なんせ一冊一冊が相当厚い。ショウコの力では資料室は兎も角ほぼ王城の反対の位置にある図書館まで一度で持っていくことは出来ない。それを全部まとめて片手で持ちなお余裕があるのだから、やはり鍛え方が違うのだろう。因みに大方の執務補佐官たちも本の重さには涙している。
「では、失礼致します」
「待って。途中まで一緒に行くわ」
「どちらに?」
送って行くという意思表示なのだろう。
「そうね……」
事務仕事が減った分の代償だろうか。ケンに心配をかけない表現は――――。
「……異文化交流?」
「こんなしなきゃいけないほど、俺って要注意人物?」
庭の東屋にはささやかな茶会の用意と東屋の周囲には丹精込めて作られた見事な庭園。しかしその間にはずらりと近衛兵が囲んであり、四方八方隙なしといった風情だ。不敬な行いでもあろうものなら容赦なく斬り付けるとばかりに、腰には剣を佩いている。
その凄まじいまでの険しい視線に若干怯えつつも、イルはやってきたショウコに軽口を叩く。
「いえ?一切お気になさらず。

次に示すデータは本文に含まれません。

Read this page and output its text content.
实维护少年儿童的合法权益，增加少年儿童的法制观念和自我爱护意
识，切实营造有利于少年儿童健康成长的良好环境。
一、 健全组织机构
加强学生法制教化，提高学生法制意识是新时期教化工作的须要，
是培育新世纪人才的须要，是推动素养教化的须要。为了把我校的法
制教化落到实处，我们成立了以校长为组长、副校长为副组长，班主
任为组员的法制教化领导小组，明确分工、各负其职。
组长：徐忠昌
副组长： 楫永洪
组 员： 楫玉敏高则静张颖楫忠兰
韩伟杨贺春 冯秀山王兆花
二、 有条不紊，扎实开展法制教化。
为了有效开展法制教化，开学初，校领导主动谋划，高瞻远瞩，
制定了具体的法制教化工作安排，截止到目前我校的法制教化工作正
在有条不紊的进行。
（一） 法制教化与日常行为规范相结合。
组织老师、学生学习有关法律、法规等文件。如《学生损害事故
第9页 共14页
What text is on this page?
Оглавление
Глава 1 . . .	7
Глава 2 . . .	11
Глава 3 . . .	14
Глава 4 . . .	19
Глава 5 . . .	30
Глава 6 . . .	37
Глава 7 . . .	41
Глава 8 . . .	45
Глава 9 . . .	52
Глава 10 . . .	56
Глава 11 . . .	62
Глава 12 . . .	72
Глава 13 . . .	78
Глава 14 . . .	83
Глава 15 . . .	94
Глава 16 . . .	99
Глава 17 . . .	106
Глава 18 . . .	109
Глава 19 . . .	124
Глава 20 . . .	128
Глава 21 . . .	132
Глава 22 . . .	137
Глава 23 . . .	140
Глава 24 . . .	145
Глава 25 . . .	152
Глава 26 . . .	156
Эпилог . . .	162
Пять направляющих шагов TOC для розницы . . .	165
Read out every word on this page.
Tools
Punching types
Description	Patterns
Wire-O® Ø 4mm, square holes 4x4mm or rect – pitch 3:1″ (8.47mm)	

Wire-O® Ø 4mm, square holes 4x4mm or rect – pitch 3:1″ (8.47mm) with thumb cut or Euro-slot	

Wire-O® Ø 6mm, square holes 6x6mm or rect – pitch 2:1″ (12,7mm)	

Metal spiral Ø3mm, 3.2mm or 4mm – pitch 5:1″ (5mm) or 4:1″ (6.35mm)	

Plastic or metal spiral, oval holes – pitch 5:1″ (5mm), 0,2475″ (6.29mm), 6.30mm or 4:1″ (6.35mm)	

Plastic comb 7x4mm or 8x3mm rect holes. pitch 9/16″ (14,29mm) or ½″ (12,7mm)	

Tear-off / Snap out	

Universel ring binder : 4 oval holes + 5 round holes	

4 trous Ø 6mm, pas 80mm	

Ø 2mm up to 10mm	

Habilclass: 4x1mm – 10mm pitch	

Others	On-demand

皇位継承権第二位のお方をお守りしているだけですから」
上座の椅子に腰掛けつつ、ショウコは身体が柱の影にならないよう気を配った。
「白々しいよ。近衛軍って皇帝派なんでしょ?」
「指揮系統は陛下に属しますね」
さらりと受け流しつつ、ショウコは一枚の書類を差し出した。
「貴方が国に納めた宝飾品の鑑定額です。十二分に改修費用に足りました」
横目で様子を窺うが、イルは何も言わない。
はっきり言ってとんでもない価値だった。
それもそのはずで、その中の一つはある有力貴族がかつて戦勝の褒美に皇帝から下賜されたものだった。石そのものの価値も高いが、歴史的価値が付加価値として認められれば小国が買える。
当然、イルの一族のものではない。
では何故イルが所有していたのか。何故その貴族は何も言わないのか。
「イル殿。私は正直言って貴方の得体が知れない。
貴方は何故王城に来たのですか?」
真っ直ぐに瞳の強さを意識してイルを見据える。
ゆるゆるとイルが顔を上げて視線が合ったと思った瞬間、痩せぎすの身体が傾いた。